Severe Droughts Have Revealed the ‘Spanish Stonehenge,’ a Remarkable Ancient Rock Formation That’s Almost Always Underwater
The prehistoric site was flooded by the creation of a reservoir in 1963.
As Europe experiences its worst drought in 500 years, diminished water levels rural Spain have revealed the Dolmen of Guadalperal, a normally submerged monument known as the Spanish Stonehenge.
A prehistoric circle of nearly 100 stone megaliths, the site is believed to date to 5,000 BCE. A dolmen is a prehistoric structure of two or more upright megaliths called menhirs, with a capstone laid on top; many were used as tombs.
“All my life, people had told me about the dolmen,” Angel Castaño, president of Raíces de Peralêda, a local cultural association, told Atlas Obscura. “I had seen parts of it peeking out from the water before, but this is the first time I’ve seen it in full. It’s spectacular because you can appreciate the entire complex for the first time in decades.”
The stones, which range in height up to six feet tall, were discovered by German archaeologist Hugo Obermaier in 1926. They are now normally underwater, thanks to the creation of the Valdecanas Reservoir, a civil engineering project spearheaded by Francisco Franco in 1963.
Like its more famous U.K. counterpart, the Spanish Stonehenge has mysterious origins. It may have been built in alignment with the summer solstice, as a solar temple. Some of its stones feature carvings, including a menhir with a curved line that could represent a snake, or a map of the nearby Tagus River.
Hoping to capitalize in current interest in the Guadalperal stones, Raíces de Peralêda has started a Change.org petition calling on the government to move the circle to a museum—or at least to dry land. The petition has over 45,000 signatures to date.
A number of the porous granite stones have fallen or cracked after over half a century under water, and the ancient monument will only continue to deteriorate once water levels rise and it sinks back beneath the waves.
“If we don’t act now,” Castaño told Spanish news outlet the Local, “it could be too late.”
This year is only the fifth time that water levels—which are currently at just 28 percent of capacity—have fallen low enough to make the ancient site visible. (The last time was in 2019.)
“It’s a surprise, it’s a rare opportunity to be able to access it,” Enrique Cedillo, an archaeologist at Madrid’s Complutense University, told Reuters.
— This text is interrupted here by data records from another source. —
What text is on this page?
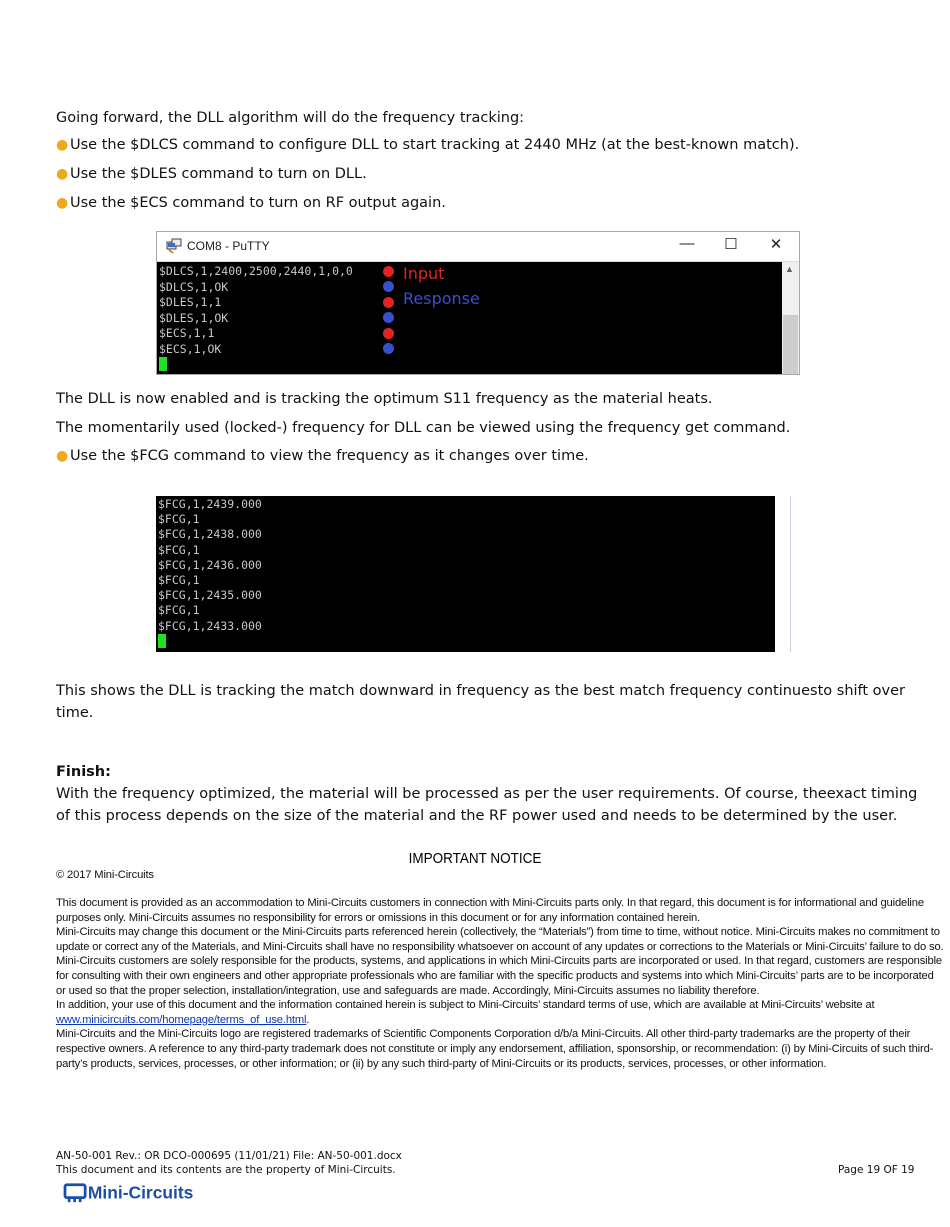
Going forward, the DLL algorithm will do the frequency tracking:
● Use the $DLCS command to configure DLL to start tracking at 2440 MHz (at the best-known match).
● Use the $DLES command to turn on DLL.
● Use the $ECS command to turn on RF output again.
COM8 - PuTTY	— ☐ ✕
$DLCS,1,2400,2500,2440,1,0,0
$DLCS,1,OK
$DLES,1,1
$DLES,1,OK
$ECS,1,1
$ECS,1,OK
Input
Response
▲
The DLL is now enabled and is tracking the optimum S11 frequency as the material heats.
The momentarily used (locked-) frequency for DLL can be viewed using the frequency get command.
● Use the $FCG command to view the frequency as it changes over time.
$FCG,1,2439.000
$FCG,1
$FCG,1,2438.000
$FCG,1
$FCG,1,2436.000
$FCG,1
$FCG,1,2435.000
$FCG,1
$FCG,1,2433.000
This shows the DLL is tracking the match downward in frequency as the best match frequency continuesto shift over
time.
Finish:
With the frequency optimized, the material will be processed as per the user requirements. Of course, theexact timing
of this process depends on the size of the material and the RF power used and needs to be determined by the user.
IMPORTANT NOTICE
© 2017 Mini-Circuits
This document is provided as an accommodation to Mini-Circuits customers in connection with Mini-Circuits parts only. In that regard, this document is for informational and guideline purposes only. Mini-Circuits assumes no responsibility for errors or omissions in this document or for any information contained herein.
Mini-Circuits may change this document or the Mini-Circuits parts referenced herein (collectively, the “Materials”) from time to time, without notice. Mini-Circuits makes no commitment to update or correct any of the Materials, and Mini-Circuits shall have no responsibility whatsoever on account of any updates or corrections to the Materials or Mini-Circuits’ failure to do so.
Mini-Circuits customers are solely responsible for the products, systems, and applications in which Mini-Circuits parts are incorporated or used. In that regard, customers are responsible for consulting with their own engineers and other appropriate professionals who are familiar with the specific products and systems into which Mini-Circuits’ parts are to be incorporated or used so that the proper selection, installation/integration, use and safeguards are made. Accordingly, Mini-Circuits assumes no liability therefore.
In addition, your use of this document and the information contained herein is subject to Mini-Circuits’ standard terms of use, which are available at Mini-Circuits’ website at
www.minicircuits.com/homepage/terms_of_use.html.
Mini-Circuits and the Mini-Circuits logo are registered trademarks of Scientific Components Corporation d/b/a Mini-Circuits. All other third-party trademarks are the property of their respective owners. A reference to any third-party trademark does not constitute or imply any endorsement, affiliation, sponsorship, or recommendation: (i) by Mini-Circuits of such third-party’s products, services, processes, or other information; or (ii) by any such third-party of Mini-Circuits or its products, services, processes, or other information.
AN-50-001 Rev.: OR DCO-000695 (11/01/21) File: AN-50-001.docx
This document and its contents are the property of Mini-Circuits.	Page 19 OF 19
Mini-Circuits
He is among the experts looking to take advantage of the opportunity to study the normally inaccessible stone circle.
There has also been a small tourist boom in the area, with brisk business for two local tour boat companies that provides access to the site for €15 ($15). (Access by land requires three hours of hiking, according to Hoy.)
But for most Spaniards, the drought brings only downside, leaving fields to dry up and crops to shrivel due to lack of water. Livestock farmers are also feeling the pinch, trucking in additional water to support their animals.